- Born: 25 June 1943 (age 82)
- Occupations: Film & Television production designer

= Roger Murray-Leach =

British television and film production designer

Roger Murray-Leach (born 25 June 1943) is a British production designer who worked at the BBC on the science fiction television series Doctor Who and Blake's 7 in the 1970s, and later worked on major feature films.

==Career==
===Doctor Who===
Initially training to be an architect, Murray-Leach joined the BBC design department in 1966. He began working on Doctor Who when Philip Hinchcliffe took over as producer in late 1974. Hinchcliffe's vision for the series included giving a high priority to set design.

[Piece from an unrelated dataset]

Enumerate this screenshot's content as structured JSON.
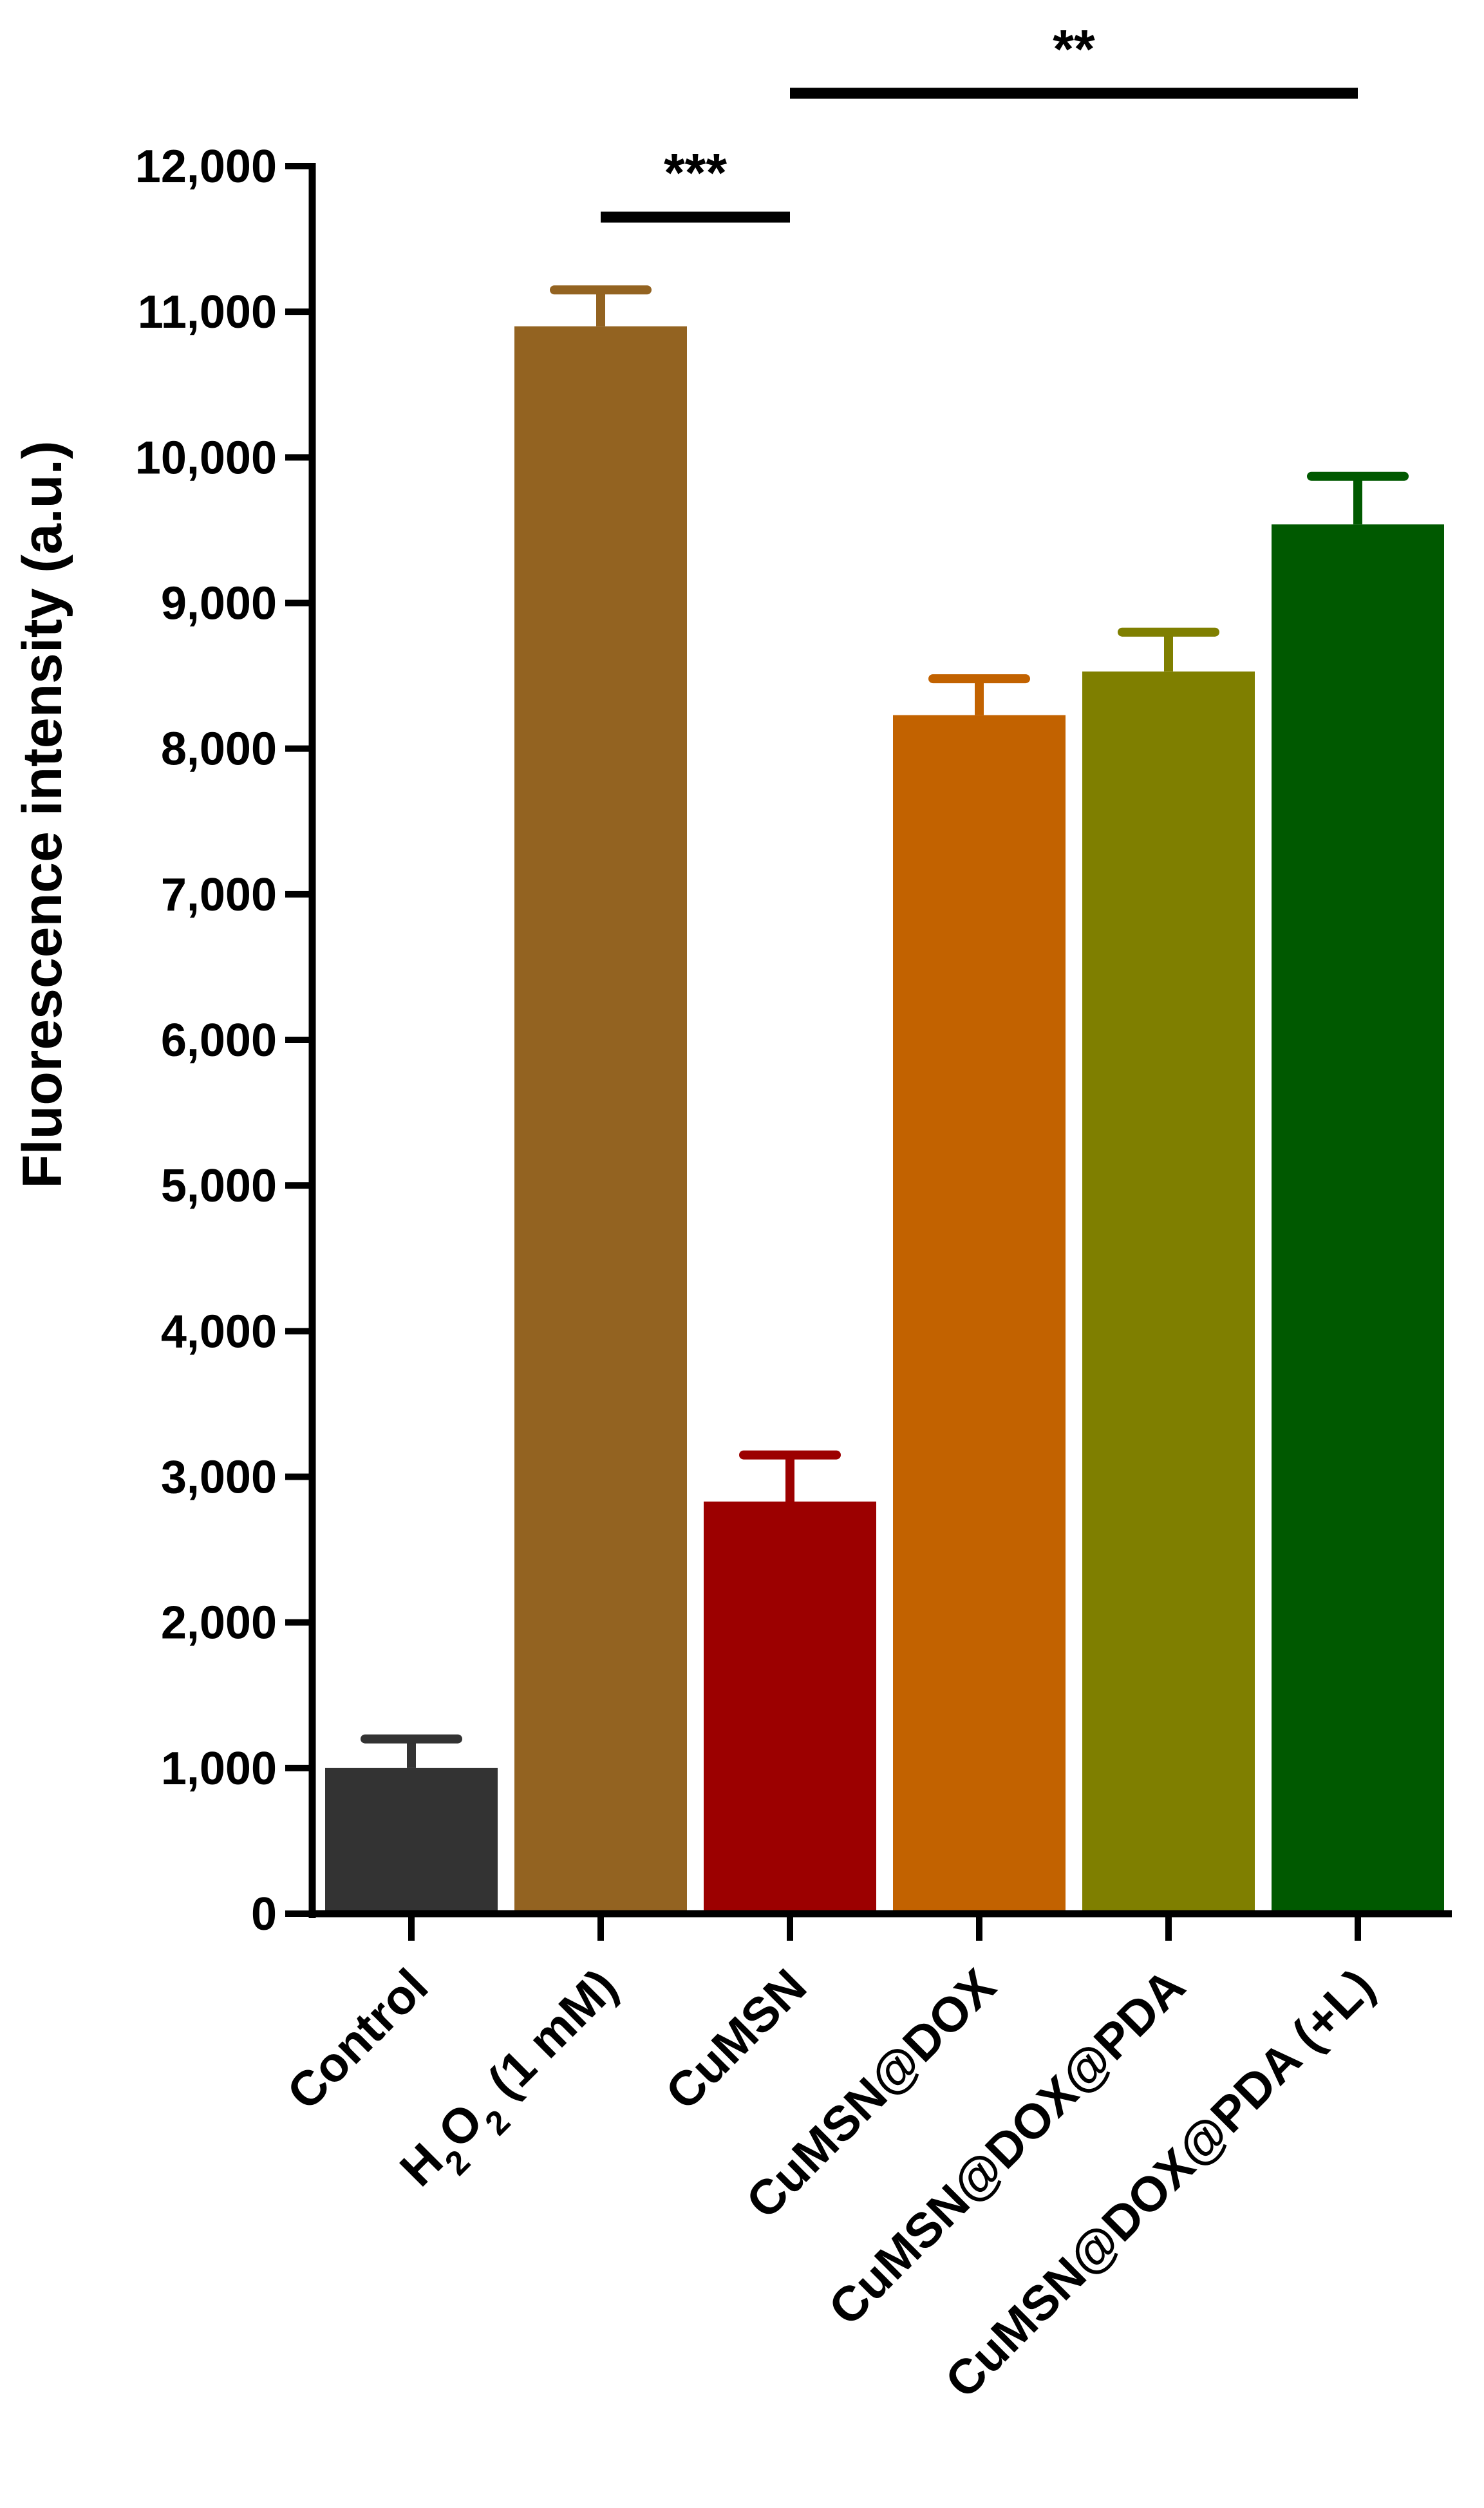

Murray-Leach designed several serials under Hinchcliffe's reign.

Murray-Leach has appeared in a number of television and DVD documentaries discussing his work on Doctor Who, including A Darker Side, a retrospective feature included on the BBC DVD release of Planet of Evil, in which he and Hinchcliffe returned to Ealing studios to discuss the story's design and production.

===Blake's 7===

David Maloney, a director who had worked on Doctor Who serials designed by Murray-Leach, went on to produce Blake's 7 for the BBC and immediately secured his services as lead designer, which included both the exterior and interior of the Liberator spacecraft.

In 1980, following his work on Langrishe, Go Down, starring Judi Dench and Jeremy Irons, and Speed King, starring Robert Hardy as Sir Malcolm Campbell, Murray-Leach left the BBC to work on the 1981 series Winston Churchill: The Wilderness Years, for which he was nominated for a BAFTA award.

===Film production===
Murray-Leach then moved into feature films, working as production designer on Local Hero. In 1983 he was also employed as art director on The Killing Fields. Following this his credits include A Christmas Carol, with George C Scott as Ebenezer Scrooge, Defence of the Realm, Clockwise, A Fish Called Wanda, and the 1989 biographical film of Ian Fleming, Goldeneye. His movie career extended into the 1990s with, among others, Mrs. 'Arris Goes to Paris, The Mighty Quinn, Twenty-One and Fierce Creatures.

In 2002 he co-founded the 'Fishworks' restaurant chain with chef Mitch Tonks.

In recent years he has worked with film director Norman Stone on productions such as Beyond Narnia, Florence Nightingale, KJV, Whistler and The Most Reluctant Convert - as well as working on the development of further projects.